Pentole e coperchi

Pentole e coperchi

pentole e coperchiPenso di non peccare di presunzione affermando che c'è qualcosa nella cucina, una saggezza ancestrale, verso cui nessuno può evitare di confrontarsi e che la rende la metafora di vita per eccellenza, capace di  semplificare e chiarire tutte o quasi le situazioni che si possono presentare nell'esistenza di ciascuno di noi. Nei vangeli si paragona il regno dei cieli al lievito, mentre l'importanza dei figli di Dio viene associata al sale, senza il quale ogni piatto perderebbe di sapore nonostante la maestria del più abile chef. Potere didascalico, creare immediatamente un'immagine che resista oltre le parole e che non dia adito a nessun fraintendimento, un po'come i proverbi, frutto di menti nutrite da una vita semplice, che magari ti mette a dura prova, ma non ti ingannna mai. Saranno passati ormai trent'anni o anche qualcosa di più, era il tempo in cui le fiction si chiamavano sceneggiati e li si guardava tutti insieme in famiglia (oggi mettere d'accordo cinque anime su cosa vedere dopo cena è un'impresa che ha dell'assurdo). "State buoni se potete":un film per la TV sulla vita di san Filippo Neri, sacerdote nella Roma del '500, quella di borgata, non dei sacri palazzi, che da anima santa qual'è,  ha sempre il demonio alle calcagna, che assume sembianze umane, pensando di passare inosservato,  Quindi vicino alla parrocchia apre bottega un fabbro, in cui sono in vendita un sacco di pentole, ma i coperchi, quelli no, non li fa.

"Perché non fa i coperchi?" chiedo allora incuriosita a mio papà 

"Perché il diavolo fa le pentole, non i coperchi: così dice il proverbio." risponde lui.

Il significato l'ho compreso solo parecchi anni dopo e in quest'ultima settimana ci ho pensato spesso a quella pentola d'acqua bollente che si anima un po'troppo all'aggiunta del sale per la pasta oppure a quella che schizza salsa, sporcando tutto intorno, come volesse ribellarsi, nonostante una fiamma regolata al minino. E poi arriva lui ,il coperchio, che tieni sempre a portata di mano sopra il lavandino, perché le pentole loro sì che si impilano l'una nell'altra per risparmiare spazio, mentre il coperchio no, lui sta al suo posto, un po' defilato forse, ma sempre pronto ad agire in caso di necessità, l'unico che può placare gli animi e mettere a tacere qualsiasi pentola. 

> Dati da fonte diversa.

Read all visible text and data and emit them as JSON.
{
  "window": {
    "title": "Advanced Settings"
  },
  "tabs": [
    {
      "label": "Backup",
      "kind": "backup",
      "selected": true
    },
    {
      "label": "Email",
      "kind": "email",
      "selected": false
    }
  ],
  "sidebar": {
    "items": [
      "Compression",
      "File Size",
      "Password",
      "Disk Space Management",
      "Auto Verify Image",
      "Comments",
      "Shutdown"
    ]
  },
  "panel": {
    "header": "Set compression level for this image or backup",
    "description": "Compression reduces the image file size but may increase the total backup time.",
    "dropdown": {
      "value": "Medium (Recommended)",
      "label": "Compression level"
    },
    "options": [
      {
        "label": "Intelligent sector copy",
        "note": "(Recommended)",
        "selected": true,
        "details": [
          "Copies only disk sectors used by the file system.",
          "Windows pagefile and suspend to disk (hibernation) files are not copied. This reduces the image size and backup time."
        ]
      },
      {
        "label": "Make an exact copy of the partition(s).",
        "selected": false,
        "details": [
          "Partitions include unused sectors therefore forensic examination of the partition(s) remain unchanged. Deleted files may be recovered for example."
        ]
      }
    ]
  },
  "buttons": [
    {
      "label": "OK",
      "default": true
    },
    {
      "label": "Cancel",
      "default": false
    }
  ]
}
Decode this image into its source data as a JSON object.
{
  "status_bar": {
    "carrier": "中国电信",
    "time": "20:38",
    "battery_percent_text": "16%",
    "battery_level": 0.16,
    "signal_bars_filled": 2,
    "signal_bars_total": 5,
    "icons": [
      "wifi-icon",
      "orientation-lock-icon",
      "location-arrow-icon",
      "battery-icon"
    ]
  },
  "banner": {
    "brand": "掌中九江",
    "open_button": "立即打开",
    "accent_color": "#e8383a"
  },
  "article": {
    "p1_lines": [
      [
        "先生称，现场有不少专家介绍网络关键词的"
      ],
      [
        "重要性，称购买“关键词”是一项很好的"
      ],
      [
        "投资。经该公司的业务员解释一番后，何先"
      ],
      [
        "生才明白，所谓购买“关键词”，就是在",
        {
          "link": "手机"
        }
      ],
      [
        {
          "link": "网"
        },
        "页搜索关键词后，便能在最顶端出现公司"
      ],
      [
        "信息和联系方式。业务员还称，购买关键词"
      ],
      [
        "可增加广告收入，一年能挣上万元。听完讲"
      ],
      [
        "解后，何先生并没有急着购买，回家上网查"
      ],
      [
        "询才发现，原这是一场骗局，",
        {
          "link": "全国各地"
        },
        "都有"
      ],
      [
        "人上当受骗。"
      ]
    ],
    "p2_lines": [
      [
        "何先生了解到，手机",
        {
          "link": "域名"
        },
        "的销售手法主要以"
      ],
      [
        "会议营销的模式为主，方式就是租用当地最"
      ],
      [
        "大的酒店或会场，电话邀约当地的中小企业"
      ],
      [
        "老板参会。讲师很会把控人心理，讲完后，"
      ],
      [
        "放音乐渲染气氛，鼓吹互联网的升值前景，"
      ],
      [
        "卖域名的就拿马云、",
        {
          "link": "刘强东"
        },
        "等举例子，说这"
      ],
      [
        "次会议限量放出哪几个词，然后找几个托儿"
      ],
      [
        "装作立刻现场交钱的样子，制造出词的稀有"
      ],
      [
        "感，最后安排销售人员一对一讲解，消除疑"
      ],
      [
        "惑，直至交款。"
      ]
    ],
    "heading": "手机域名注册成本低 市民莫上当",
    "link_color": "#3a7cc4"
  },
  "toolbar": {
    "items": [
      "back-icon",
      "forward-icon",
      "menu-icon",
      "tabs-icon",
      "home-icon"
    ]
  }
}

In questo momento siamo l'una di fronte all'altra: io, impotente e rabbiosa e lei, esultante nella sua pazzia, nei suoi schizzi implacabili a qualsiasi mio tentativo di avere la meglio.La guardo, è anni che ci faccio il sugo, pensavo di conoscerla e invece..la fiamma più di così non la si può abbassare e di buttare tutto quello che ho preparato non se ne parla nemmeno. Allora cerco istintivamente il mio coperchio, ma non mi riesce di trovarlo, dove cavolo l'avrò messo? Eccolo, lì in fondo, dove non avrei mai pensato di trovarlo, stavolta è trasparente per vedere meglio cosa succede dentro la pentola, ma quand'è che l'ho comprato non me lo ricordo nemmeno eppure fa il suo dovere e dopo qualche istante di lotta, tutto finisce e la cucina cambia faccia come un cielo onorato da un vivace arcobaleno dopo un terribile temporale.

Questa è stata la mia storia dei giorni appena passati e ripensandoci dopo un attimo di stordimento penso che, anche nelle situazioni più difficili in cui non vediamo via d'uscita, il coperchio arrivi sempre al momento giusto, anche quando dopo tante battaglie risulta un po' malconcio rispetto ad una pentola nuova di zecca. W i coperchi e soprattutto Lui, che è quello che li fa!